Il nostro auspicio era che la Legge sul Piano casa da noi approvata la scorsa legislatura, senza che l’allora opposizione ed oggi maggioranza, presentasse migliaia di emendamenti, potesse essere un chiaro esempio di come si portano avanti Leggi di tale importanza e cioè attraverso il dibattito e la concertazione politica e non certamente a colpi di maggioranza. ( qualora ancora esista !) Questo modo di fare politica probabilmente in ognuno di noi “c’è o non c’è”, sicuramente non si può insegnare.

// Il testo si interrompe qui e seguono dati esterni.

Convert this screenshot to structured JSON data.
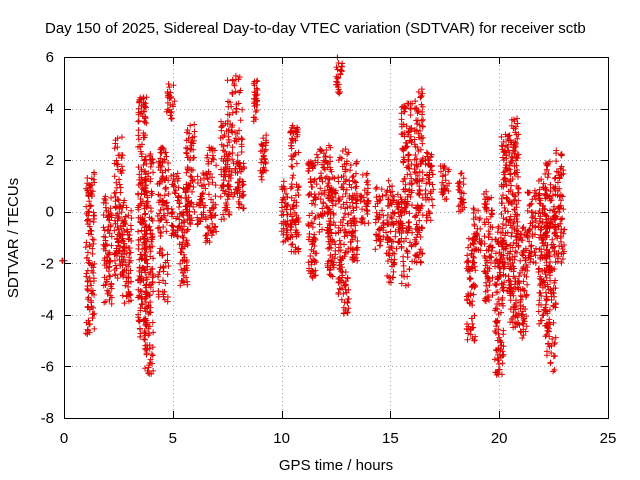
{
  "chart_data": {
    "type": "scatter",
    "title": "Day 150 of 2025, Sidereal Day-to-day VTEC variation (SDTVAR) for receiver sctb",
    "xlabel": "GPS time / hours",
    "ylabel": "SDTVAR / TECUs",
    "xlim": [
      0,
      25
    ],
    "ylim": [
      -8,
      6
    ],
    "xticks": [
      0,
      5,
      10,
      15,
      20,
      25
    ],
    "yticks": [
      -8,
      -6,
      -4,
      -2,
      0,
      2,
      4,
      6
    ],
    "grid": true,
    "marker": "+",
    "color": "#e00000",
    "clusters": [
      {
        "x": [
          -0.1,
          0.05
        ],
        "y": [
          -1.9,
          -1.9
        ]
      },
      {
        "x": [
          1.0,
          1.4
        ],
        "y": [
          -4.8,
          1.6
        ]
      },
      {
        "x": [
          1.8,
          2.2
        ],
        "y": [
          -3.7,
          0.6
        ]
      },
      {
        "x": [
          2.3,
          2.7
        ],
        "y": [
          -2.6,
          2.9
        ]
      },
      {
        "x": [
          2.7,
          3.1
        ],
        "y": [
          -3.6,
          0.5
        ]
      },
      {
        "x": [
          3.4,
          3.8
        ],
        "y": [
          -5.2,
          4.5
        ]
      },
      {
        "x": [
          3.7,
          4.1
        ],
        "y": [
          -6.4,
          2.3
        ]
      },
      {
        "x": [
          4.3,
          4.8
        ],
        "y": [
          -3.5,
          2.5
        ]
      },
      {
        "x": [
          4.7,
          5.1
        ],
        "y": [
          3.5,
          5.0
        ]
      },
      {
        "x": [
          4.9,
          5.3
        ],
        "y": [
          -1.0,
          1.5
        ]
      },
      {
        "x": [
          5.3,
          5.7
        ],
        "y": [
          -3.0,
          1.2
        ]
      },
      {
        "x": [
          5.6,
          6.0
        ],
        "y": [
          -0.5,
          3.5
        ]
      },
      {
        "x": [
          6.1,
          6.5
        ],
        "y": [
          -0.5,
          1.5
        ]
      },
      {
        "x": [
          6.5,
          7.0
        ],
        "y": [
          -1.2,
          2.5
        ]
      },
      {
        "x": [
          7.2,
          7.6
        ],
        "y": [
          -0.3,
          3.5
        ]
      },
      {
        "x": [
          7.5,
          8.2
        ],
        "y": [
          0.5,
          5.3
        ]
      },
      {
        "x": [
          7.9,
          8.3
        ],
        "y": [
          0.0,
          2.0
        ]
      },
      {
        "x": [
          8.7,
          8.9
        ],
        "y": [
          3.5,
          5.1
        ]
      },
      {
        "x": [
          9.0,
          9.3
        ],
        "y": [
          1.2,
          3.0
        ]
      },
      {
        "x": [
          10.0,
          10.3
        ],
        "y": [
          -1.2,
          1.2
        ]
      },
      {
        "x": [
          10.4,
          10.8
        ],
        "y": [
          -1.6,
          3.4
        ]
      },
      {
        "x": [
          11.2,
          11.6
        ],
        "y": [
          -2.6,
          2.0
        ]
      },
      {
        "x": [
          11.6,
          12.3
        ],
        "y": [
          -1.0,
          2.6
        ]
      },
      {
        "x": [
          12.1,
          12.5
        ],
        "y": [
          -2.6,
          2.0
        ]
      },
      {
        "x": [
          12.5,
          12.8
        ],
        "y": [
          4.5,
          6.0
        ]
      },
      {
        "x": [
          12.6,
          13.1
        ],
        "y": [
          -4.0,
          2.5
        ]
      },
      {
        "x": [
          13.1,
          13.5
        ],
        "y": [
          -2.0,
          2.0
        ]
      },
      {
        "x": [
          13.6,
          14.0
        ],
        "y": [
          -0.5,
          1.5
        ]
      },
      {
        "x": [
          14.3,
          14.7
        ],
        "y": [
          -1.5,
          1.0
        ]
      },
      {
        "x": [
          14.8,
          15.2
        ],
        "y": [
          -2.8,
          1.2
        ]
      },
      {
        "x": [
          15.2,
          15.6
        ],
        "y": [
          -1.5,
          0.8
        ]
      },
      {
        "x": [
          15.5,
          16.0
        ],
        "y": [
          -3.0,
          4.3
        ]
      },
      {
        "x": [
          16.1,
          16.5
        ],
        "y": [
          -2.0,
          4.8
        ]
      },
      {
        "x": [
          16.6,
          17.0
        ],
        "y": [
          -0.5,
          2.3
        ]
      },
      {
        "x": [
          17.3,
          17.7
        ],
        "y": [
          0.2,
          1.8
        ]
      },
      {
        "x": [
          18.1,
          18.4
        ],
        "y": [
          0.0,
          1.5
        ]
      },
      {
        "x": [
          18.5,
          18.9
        ],
        "y": [
          -5.1,
          -1.0
        ]
      },
      {
        "x": [
          18.8,
          19.2
        ],
        "y": [
          -1.5,
          0.2
        ]
      },
      {
        "x": [
          19.3,
          19.7
        ],
        "y": [
          -3.5,
          0.8
        ]
      },
      {
        "x": [
          19.8,
          20.2
        ],
        "y": [
          -6.4,
          -0.5
        ]
      },
      {
        "x": [
          20.1,
          20.5
        ],
        "y": [
          -3.2,
          3.0
        ]
      },
      {
        "x": [
          20.5,
          20.9
        ],
        "y": [
          -4.5,
          3.7
        ]
      },
      {
        "x": [
          20.8,
          21.3
        ],
        "y": [
          -5.0,
          -0.5
        ]
      },
      {
        "x": [
          21.3,
          21.7
        ],
        "y": [
          -2.0,
          1.0
        ]
      },
      {
        "x": [
          21.8,
          22.2
        ],
        "y": [
          -4.5,
          1.5
        ]
      },
      {
        "x": [
          22.1,
          22.6
        ],
        "y": [
          -6.2,
          2.0
        ]
      },
      {
        "x": [
          22.5,
          23.0
        ],
        "y": [
          -2.0,
          2.4
        ]
      }
    ]
  }
}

Nell’esprimere solidarietà alla sola vittima di questa decisione della maggioranza cioè il Presidente Buonasorte, auspichiamo che la saggezza del Presidente del Consiglio Abbruzzese rispedisca la proposta al mittente e rivaluti il ruolo della Presidenza della Commissione. Qualora ciò non fosse , invitiamo fin d’ora il Presidente del Consiglio ad inserire all’ordine del giorno, usando lo stesso articolo 63 del Regolamento, tutte le proposte di Legge presentate dall’opposizione e che giacciono da più di 90 giorni nelle competenti Commissioni, se così sarà finalmente questo Consiglio Regionale del Lazio riacquisterà la sua dignità ed il suo ruolo, fino ad oggi mancanti.”